Der Besuch der alten Dame – im Theater mit dem GK Deutsch

Stellt euch vor: ihr seid unglaublich arm und selbst eure letzten Besitztümer werden euch abgenommen. Doch plötzlich kommt eine alte, extrem reiche Bekannte zu euch und macht euch ein Angebot. Sie will euch viel Geld geben, aber dafür müsst ihr jemanden töten, den ihr gut kennt und der eurer Bekannten einmal ein großes Unrecht angetan hat.

Was würdet ihr tun?

Vor genau dieser Frage stehen auch die Bewohner des Dorfes Güllen in Friedrich Dürrenmatts tragischer Komödie „Der Besuch der alten Dame“.

Zu einer abendlichen Vorstellung eben jenes Stücks, traf sich der Grundkurs Deutsch der Klassenstufe 11 am 17.11.2022 im Schauspielhaus Leipzig. Die Schüler sollten einen ersten Eindruck zu dem Stück sammeln, in Vorbereitung auf dessen Behandlung im Unterricht.

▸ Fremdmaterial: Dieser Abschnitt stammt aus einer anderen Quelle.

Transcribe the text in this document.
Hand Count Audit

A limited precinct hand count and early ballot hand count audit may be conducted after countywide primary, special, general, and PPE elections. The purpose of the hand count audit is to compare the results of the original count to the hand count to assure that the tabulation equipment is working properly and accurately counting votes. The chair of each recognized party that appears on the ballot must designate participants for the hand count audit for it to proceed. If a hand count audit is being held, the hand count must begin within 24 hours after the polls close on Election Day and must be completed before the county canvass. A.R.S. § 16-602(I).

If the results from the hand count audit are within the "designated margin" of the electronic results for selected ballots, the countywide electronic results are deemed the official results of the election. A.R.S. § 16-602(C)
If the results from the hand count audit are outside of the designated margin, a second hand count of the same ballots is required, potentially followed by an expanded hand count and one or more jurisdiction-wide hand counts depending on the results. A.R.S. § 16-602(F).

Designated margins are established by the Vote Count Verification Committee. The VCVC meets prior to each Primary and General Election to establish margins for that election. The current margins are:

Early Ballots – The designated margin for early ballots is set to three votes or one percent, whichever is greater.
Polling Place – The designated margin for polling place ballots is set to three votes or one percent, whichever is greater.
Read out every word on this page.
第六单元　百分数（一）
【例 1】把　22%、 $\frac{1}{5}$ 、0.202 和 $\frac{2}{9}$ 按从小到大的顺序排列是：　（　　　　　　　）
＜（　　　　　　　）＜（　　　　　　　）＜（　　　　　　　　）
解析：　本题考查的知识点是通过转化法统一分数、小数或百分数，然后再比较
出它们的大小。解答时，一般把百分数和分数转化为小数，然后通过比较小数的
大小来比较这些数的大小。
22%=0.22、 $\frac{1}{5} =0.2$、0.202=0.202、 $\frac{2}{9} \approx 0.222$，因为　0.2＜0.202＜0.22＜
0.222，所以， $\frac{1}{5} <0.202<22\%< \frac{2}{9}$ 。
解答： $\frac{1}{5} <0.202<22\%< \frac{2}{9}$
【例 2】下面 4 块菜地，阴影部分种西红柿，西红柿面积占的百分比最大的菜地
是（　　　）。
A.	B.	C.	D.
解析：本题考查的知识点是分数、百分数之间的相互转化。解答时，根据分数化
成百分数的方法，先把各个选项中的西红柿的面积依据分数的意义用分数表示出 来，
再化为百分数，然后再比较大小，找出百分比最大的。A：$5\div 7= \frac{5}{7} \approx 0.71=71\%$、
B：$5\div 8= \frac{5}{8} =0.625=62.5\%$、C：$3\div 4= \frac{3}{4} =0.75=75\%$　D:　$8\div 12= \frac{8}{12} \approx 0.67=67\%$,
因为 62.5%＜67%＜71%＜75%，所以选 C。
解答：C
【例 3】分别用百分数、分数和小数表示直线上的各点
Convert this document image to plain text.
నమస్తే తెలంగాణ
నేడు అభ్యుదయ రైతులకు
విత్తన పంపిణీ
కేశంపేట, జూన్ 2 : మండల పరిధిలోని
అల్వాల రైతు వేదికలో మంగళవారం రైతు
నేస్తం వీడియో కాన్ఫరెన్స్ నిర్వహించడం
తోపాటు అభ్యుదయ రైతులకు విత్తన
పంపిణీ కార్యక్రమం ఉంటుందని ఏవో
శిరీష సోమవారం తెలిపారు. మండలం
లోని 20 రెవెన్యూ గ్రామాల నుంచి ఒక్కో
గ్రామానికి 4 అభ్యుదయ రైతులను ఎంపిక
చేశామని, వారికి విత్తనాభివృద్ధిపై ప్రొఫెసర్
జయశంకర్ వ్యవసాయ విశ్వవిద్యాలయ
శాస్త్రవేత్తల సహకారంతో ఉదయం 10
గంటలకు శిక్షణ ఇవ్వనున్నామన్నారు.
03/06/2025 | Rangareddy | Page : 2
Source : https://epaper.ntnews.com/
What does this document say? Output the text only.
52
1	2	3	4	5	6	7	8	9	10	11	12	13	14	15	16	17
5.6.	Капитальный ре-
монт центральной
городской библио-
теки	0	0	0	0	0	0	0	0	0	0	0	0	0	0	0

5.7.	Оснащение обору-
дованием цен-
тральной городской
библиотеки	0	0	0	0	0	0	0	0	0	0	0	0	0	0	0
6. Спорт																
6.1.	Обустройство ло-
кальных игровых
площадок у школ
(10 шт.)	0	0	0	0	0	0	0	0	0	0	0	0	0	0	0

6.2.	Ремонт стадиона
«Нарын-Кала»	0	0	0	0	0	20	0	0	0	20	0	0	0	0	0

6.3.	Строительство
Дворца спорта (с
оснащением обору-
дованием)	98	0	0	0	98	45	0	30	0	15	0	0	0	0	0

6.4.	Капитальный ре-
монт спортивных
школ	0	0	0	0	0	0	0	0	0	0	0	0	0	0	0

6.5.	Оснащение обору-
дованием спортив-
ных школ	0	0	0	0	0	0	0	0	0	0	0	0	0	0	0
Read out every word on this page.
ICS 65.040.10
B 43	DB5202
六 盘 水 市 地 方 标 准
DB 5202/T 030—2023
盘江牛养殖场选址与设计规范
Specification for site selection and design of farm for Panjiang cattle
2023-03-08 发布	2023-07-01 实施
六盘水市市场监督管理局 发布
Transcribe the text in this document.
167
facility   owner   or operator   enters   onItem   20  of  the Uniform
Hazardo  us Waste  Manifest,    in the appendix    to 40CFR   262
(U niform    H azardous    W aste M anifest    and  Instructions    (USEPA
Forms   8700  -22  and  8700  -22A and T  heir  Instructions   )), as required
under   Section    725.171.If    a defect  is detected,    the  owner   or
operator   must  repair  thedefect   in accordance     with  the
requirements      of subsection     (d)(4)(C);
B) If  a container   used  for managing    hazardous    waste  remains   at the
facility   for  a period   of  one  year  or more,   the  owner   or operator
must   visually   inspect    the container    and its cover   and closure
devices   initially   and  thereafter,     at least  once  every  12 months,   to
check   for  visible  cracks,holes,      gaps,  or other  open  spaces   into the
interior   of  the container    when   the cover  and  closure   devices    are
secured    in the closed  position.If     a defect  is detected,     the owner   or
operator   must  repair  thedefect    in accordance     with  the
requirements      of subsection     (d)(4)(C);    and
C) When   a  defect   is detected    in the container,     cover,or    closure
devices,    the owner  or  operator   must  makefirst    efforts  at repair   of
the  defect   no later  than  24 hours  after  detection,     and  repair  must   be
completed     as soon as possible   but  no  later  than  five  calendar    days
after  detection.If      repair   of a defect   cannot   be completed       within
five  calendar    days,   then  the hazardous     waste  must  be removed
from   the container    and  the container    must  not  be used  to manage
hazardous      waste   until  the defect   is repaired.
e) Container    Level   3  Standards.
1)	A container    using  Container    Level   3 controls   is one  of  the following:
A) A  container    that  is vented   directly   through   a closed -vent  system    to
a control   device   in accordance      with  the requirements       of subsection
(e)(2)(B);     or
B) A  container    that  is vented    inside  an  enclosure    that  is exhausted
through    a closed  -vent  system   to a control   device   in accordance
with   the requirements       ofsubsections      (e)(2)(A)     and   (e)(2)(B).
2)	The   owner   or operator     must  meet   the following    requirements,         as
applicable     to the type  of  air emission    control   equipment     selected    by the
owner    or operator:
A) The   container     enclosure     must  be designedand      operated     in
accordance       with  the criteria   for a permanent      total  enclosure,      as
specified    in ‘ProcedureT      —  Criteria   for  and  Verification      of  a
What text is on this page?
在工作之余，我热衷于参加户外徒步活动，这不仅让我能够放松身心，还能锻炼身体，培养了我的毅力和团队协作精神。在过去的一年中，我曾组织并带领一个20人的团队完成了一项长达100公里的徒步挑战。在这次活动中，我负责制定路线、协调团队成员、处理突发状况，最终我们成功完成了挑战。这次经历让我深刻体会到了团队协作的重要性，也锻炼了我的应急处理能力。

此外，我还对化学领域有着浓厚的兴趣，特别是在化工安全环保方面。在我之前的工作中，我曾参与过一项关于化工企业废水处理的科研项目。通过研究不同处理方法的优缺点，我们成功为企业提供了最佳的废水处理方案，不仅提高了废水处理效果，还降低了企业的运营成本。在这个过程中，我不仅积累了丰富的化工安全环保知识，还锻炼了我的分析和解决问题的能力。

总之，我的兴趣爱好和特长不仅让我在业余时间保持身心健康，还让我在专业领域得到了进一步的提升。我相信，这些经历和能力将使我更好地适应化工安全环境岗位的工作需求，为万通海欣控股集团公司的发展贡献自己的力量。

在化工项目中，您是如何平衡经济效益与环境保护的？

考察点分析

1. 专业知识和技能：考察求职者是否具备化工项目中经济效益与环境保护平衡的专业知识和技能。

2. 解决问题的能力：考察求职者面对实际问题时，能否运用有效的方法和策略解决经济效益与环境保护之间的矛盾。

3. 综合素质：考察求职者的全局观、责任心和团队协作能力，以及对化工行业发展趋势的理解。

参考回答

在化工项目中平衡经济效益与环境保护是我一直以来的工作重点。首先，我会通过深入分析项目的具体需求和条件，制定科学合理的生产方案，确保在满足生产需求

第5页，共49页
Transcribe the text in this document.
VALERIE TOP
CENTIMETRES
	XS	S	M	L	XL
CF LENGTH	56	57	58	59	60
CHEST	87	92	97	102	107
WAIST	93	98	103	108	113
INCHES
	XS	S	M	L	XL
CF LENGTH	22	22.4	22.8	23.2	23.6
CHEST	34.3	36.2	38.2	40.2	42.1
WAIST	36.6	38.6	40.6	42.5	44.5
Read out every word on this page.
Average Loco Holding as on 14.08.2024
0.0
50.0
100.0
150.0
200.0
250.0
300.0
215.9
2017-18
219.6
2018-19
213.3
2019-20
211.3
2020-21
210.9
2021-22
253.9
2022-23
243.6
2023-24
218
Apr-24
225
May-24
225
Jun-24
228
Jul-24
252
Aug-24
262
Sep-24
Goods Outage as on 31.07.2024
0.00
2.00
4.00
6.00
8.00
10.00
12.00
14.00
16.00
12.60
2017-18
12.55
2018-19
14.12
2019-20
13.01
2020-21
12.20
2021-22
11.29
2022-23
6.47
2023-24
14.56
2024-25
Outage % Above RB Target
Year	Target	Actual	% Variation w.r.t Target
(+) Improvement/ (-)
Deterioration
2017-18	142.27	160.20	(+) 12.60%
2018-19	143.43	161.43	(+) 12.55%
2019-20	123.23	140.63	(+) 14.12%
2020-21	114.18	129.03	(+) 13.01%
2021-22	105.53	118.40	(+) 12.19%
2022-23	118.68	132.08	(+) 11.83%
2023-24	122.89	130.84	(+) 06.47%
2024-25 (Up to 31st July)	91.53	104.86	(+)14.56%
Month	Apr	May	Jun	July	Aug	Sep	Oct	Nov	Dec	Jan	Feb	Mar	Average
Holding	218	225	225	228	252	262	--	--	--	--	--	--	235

Das Stück, „Der Besuch der alten Dame“ ist eine der bekanntesten tragischen Komödien von Friedrich Dürrenmatt. Es wurde 1955 geschrieben und 1956 in Zürich uraufgeführt. Thematisiert werden darin unter anderem die Begriffe der Gerechtigkeit, des Einflusses von Geld und der Umgang mit Reichtum beziehungsweise Armut.

Das Werk handelt von der Multimilliardärin Claire Zachanassian, die ihr, inzwischen heruntergekommenes und verarmtes Heimatdorf Güllen besucht. Dort unterbreitet sie den Einwohnern ein Angebot: Sie ist bereit eine Milliarde an die Stadt zu spenden, unter der Bedingung, dass die Bewohner den Ladenbesitzer Alfred Ill  töten. Sie rechtfertigt diesen Wunsch mit einer schweren Ungerechtigkeit die ihr vor vielen Jahren durch Ill angetan wurde.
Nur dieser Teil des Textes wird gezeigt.